• Arch Orthop Trauma Surg · Jan 1990

    Biological internal fixation of fractures.

    • C Gerber, J W Mast, and R Ganz.
    • Department of Orthopaedic Surgery, University of Bern, Inselspital, Switzerland.
    • Arch Orthop Trauma Surg. 1990 Jan 1; 109 (6): 295-303.

    AbstractTrauma centers treat more and more patients who have sustained multiple injuries during high energy accidents. The techniques of internal fixation of such fractures may be dictated by the concomitant soft tissue trauma, rather than by the bony injury. Three stages of soft tissue injuries are recognised: Stage I delineates compromised soft tissues which may be treated with standard techniques of internal fixation, provided that further devialization by surgery is avoided. Stage II implies partial, non-circumferential destruction of soft tissues, requiring alternative techniques of internal fixation to prevent (mainly septic) complications.
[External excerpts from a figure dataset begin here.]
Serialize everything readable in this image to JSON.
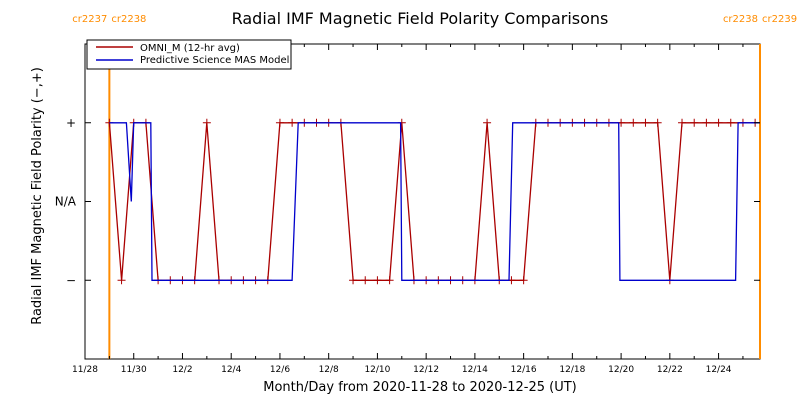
{
  "chart_data": {
    "type": "line",
    "title": "Radial IMF Magnetic Field Polarity Comparisons",
    "xlabel": "Month/Day from 2020-11-28 to 2020-12-25 (UT)",
    "ylabel": "Radial IMF Magnetic Field Polarity (−,+)",
    "xlim": [
      0,
      27.7
    ],
    "ylim": [
      -2,
      2
    ],
    "x_unit": "days after 2020-11-28 00:00 UT",
    "x_ticks": [
      {
        "value": 0,
        "label": "11/28"
      },
      {
        "value": 2,
        "label": "11/30"
      },
      {
        "value": 4,
        "label": "12/2"
      },
      {
        "value": 6,
        "label": "12/4"
      },
      {
        "value": 8,
        "label": "12/6"
      },
      {
        "value": 10,
        "label": "12/8"
      },
      {
        "value": 12,
        "label": "12/10"
      },
      {
        "value": 14,
        "label": "12/12"
      },
      {
        "value": 16,
        "label": "12/14"
      },
      {
        "value": 18,
        "label": "12/16"
      },
      {
        "value": 20,
        "label": "12/18"
      },
      {
        "value": 22,
        "label": "12/20"
      },
      {
        "value": 24,
        "label": "12/22"
      },
      {
        "value": 26,
        "label": "12/24"
      }
    ],
    "y_ticks": [
      {
        "value": 1,
        "label": "+"
      },
      {
        "value": 0,
        "label": "N/A"
      },
      {
        "value": -1,
        "label": "−"
      }
    ],
    "series": [
      {
        "name": "OMNI_M (12-hr avg)",
        "color": "#aa0000",
        "marker": "+",
        "x": [
          1.0,
          1.5,
          2.0,
          2.5,
          3.0,
          3.5,
          4.0,
          4.5,
          5.0,
          5.5,
          6.0,
          6.5,
          7.0,
          7.5,
          8.0,
          8.5,
          9.0,
          9.5,
          10.0,
          10.5,
          11.0,
          11.5,
          12.0,
          12.5,
          13.0,
          13.5,
          14.0,
          14.5,
          15.0,
          15.5,
          16.0,
          16.5,
          17.0,
          17.5,
          18.0,
          18.5,
          19.0,
          19.5,
          20.0,
          20.5,
          21.0,
          21.5,
          22.0,
          22.5,
          23.0,
          23.5,
          24.0,
          24.5,
          25.0,
          25.5,
          26.0,
          26.5,
          27.0,
          27.5
        ],
        "y": [
          1,
          -1,
          1,
          1,
          -1,
          -1,
          -1,
          -1,
          1,
          -1,
          -1,
          -1,
          -1,
          -1,
          1,
          1,
          1,
          1,
          1,
          1,
          -1,
          -1,
          -1,
          -1,
          1,
          -1,
          -1,
          -1,
          -1,
          -1,
          -1,
          1,
          -1,
          -1,
          -1,
          1,
          1,
          1,
          1,
          1,
          1,
          1,
          1,
          1,
          1,
          1,
          -1,
          1,
          1,
          1,
          1,
          1,
          1,
          1
        ]
      },
      {
        "name": "Predictive Science MAS Model",
        "color": "#0000cc",
        "x": [
          1.0,
          1.7,
          1.9,
          2.0,
          2.7,
          2.75,
          8.5,
          8.75,
          12.95,
          13.0,
          17.4,
          17.55,
          21.9,
          21.95,
          26.7,
          26.8,
          27.7
        ],
        "y": [
          1,
          1,
          0,
          1,
          1,
          -1,
          -1,
          1,
          1,
          -1,
          -1,
          1,
          1,
          -1,
          -1,
          1,
          1
        ]
      }
    ],
    "carrington_markers": [
      {
        "x": 1.0,
        "label_left": "cr2237",
        "label_right": "cr2238"
      },
      {
        "x": 27.7,
        "label_left": "cr2238",
        "label_right": "cr2239"
      }
    ],
    "marker_color": "#ff8c00",
    "grid": false,
    "legend": "top-left"
  }
}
In stage III, the soft tissues about the fracture site are destroyed and need early, specific soft tissue reconstruction. Indirect reduction without further devascularization of bone, aiming at perfect alignment rather than anatomical reduction of extraarticular fractures, optimal rather than maximal internal fixation as well as the inclusion of soft tissue reconstructive procedures into the armamentarium of the orthopaedic surgeon, require an intellectual and technical reorientation but can be shown to improve the results of the treatment of fractures with concomitant soft tissue injury.